No solo la Covid 19 y el regreso de los rebrotes en todo el mundo pone nerviosas a las bolsas, sino las noticias de que la exuberancia irracional a la que habían llegado los mercados está dando señales de haber llegado a su fin; es decir, de que va a acabar imponiéndose la cordura, como ha pasado, más pronto o más tarde, siempre.

Dos ejemplos relativos a la locura del automóvil sostenible, representada en este caso por Nikola y Tesla.

Nikola, que anunció un camión empujado por hidrógeno (y que toma su nombre del famoso inventor Nikola Tesla), está en apuros por denuncias de haber engañado a los mercados en lo referente al avance de sus productos. De hecho su CEO ha dimitido y la SEC está investigándolos. Su cotización, que había ascendido a la luna, ha caído un 30%

Tesla también ha ascendido a los cielos, porque su fundador y CEO, el ínclito Elon Musk, no parece tener techo. Pero este año ha prometido al mercado que entregaría 500.000 vehículos, pero en el primer semestre solo ha entregado 179.000, por lo que será muy difícil que cumpla su promesa. Si eso ocurre, sin duda los inversores castigarán su cotización, bajándolo al menos un escalón del pedestal en el que lo han puesto.

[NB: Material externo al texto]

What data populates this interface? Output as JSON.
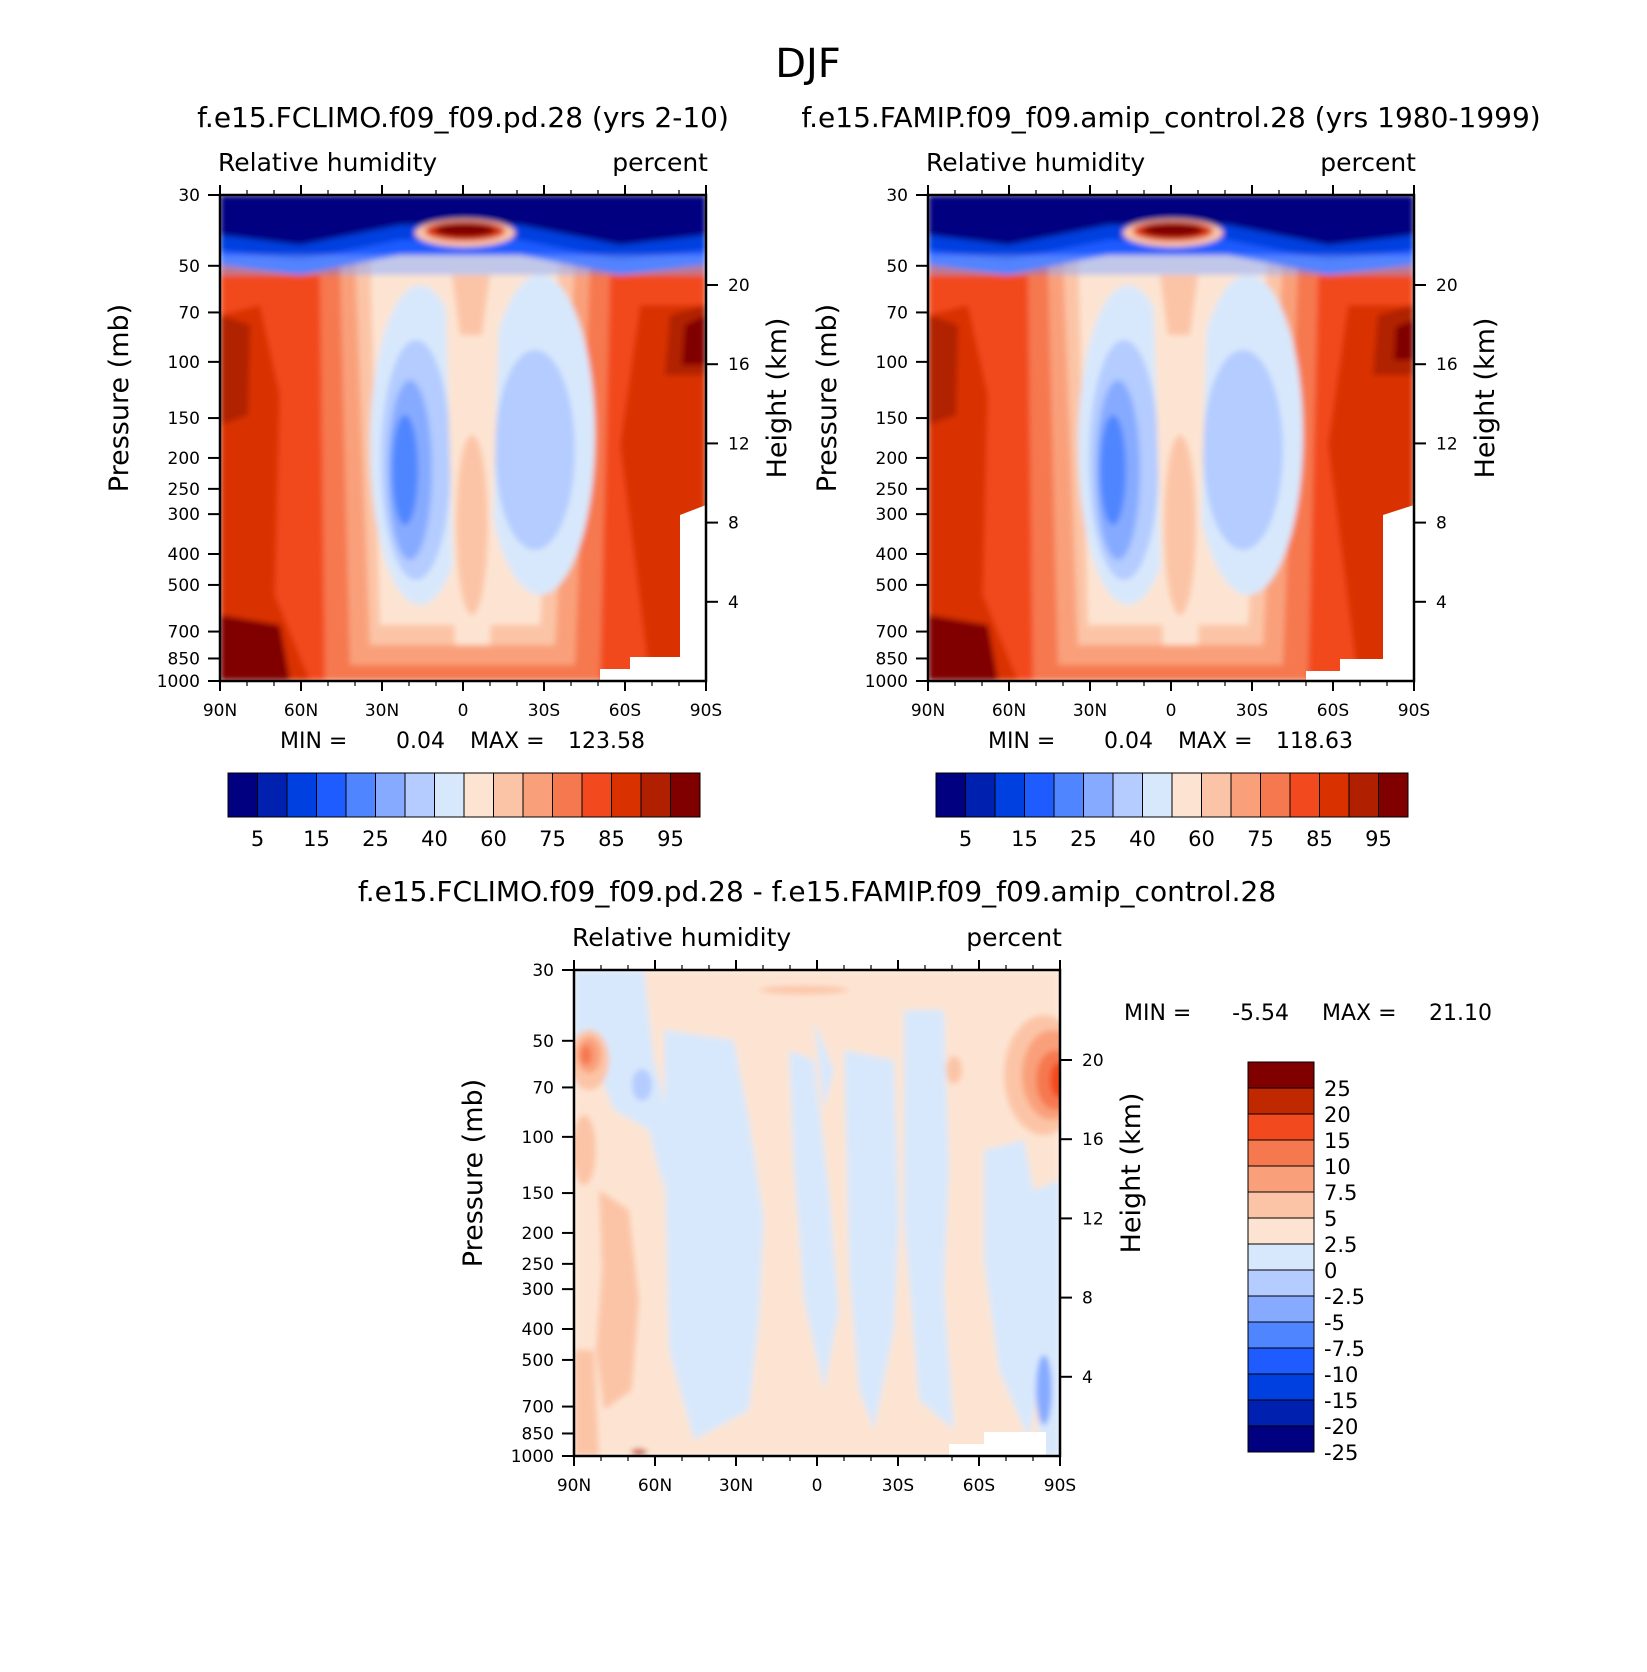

Tiempos revueltos, amigo Sancho…

Renault, una inversión de libro

Renault ha registrado sus mayores pérdidas históricas. Se presentan como una combinación del impacto del coronavirus, de los malos resultados de su participada Nissan y, en general, del proceso salvaje de reconversión a la movilidad sostenible que está experimentando el sector. Todo eso es cierto, pero me da la impresión de que su nuevo presidente, el italiano y expresidente de Seat Luca di Meo, habrá tenido algo que ver en que se hayan cargado las tintas. Es algo muy típico que sucede cuando llega a la cúspide de una empresa un nuevo y ambicioso directivo. Se encuentra ante una situación complicada, en un momento en que los accionistas ya están mentalizados de que las cosas van mal, y el/ella aprovecha para limpiar la contabilidad a fondo.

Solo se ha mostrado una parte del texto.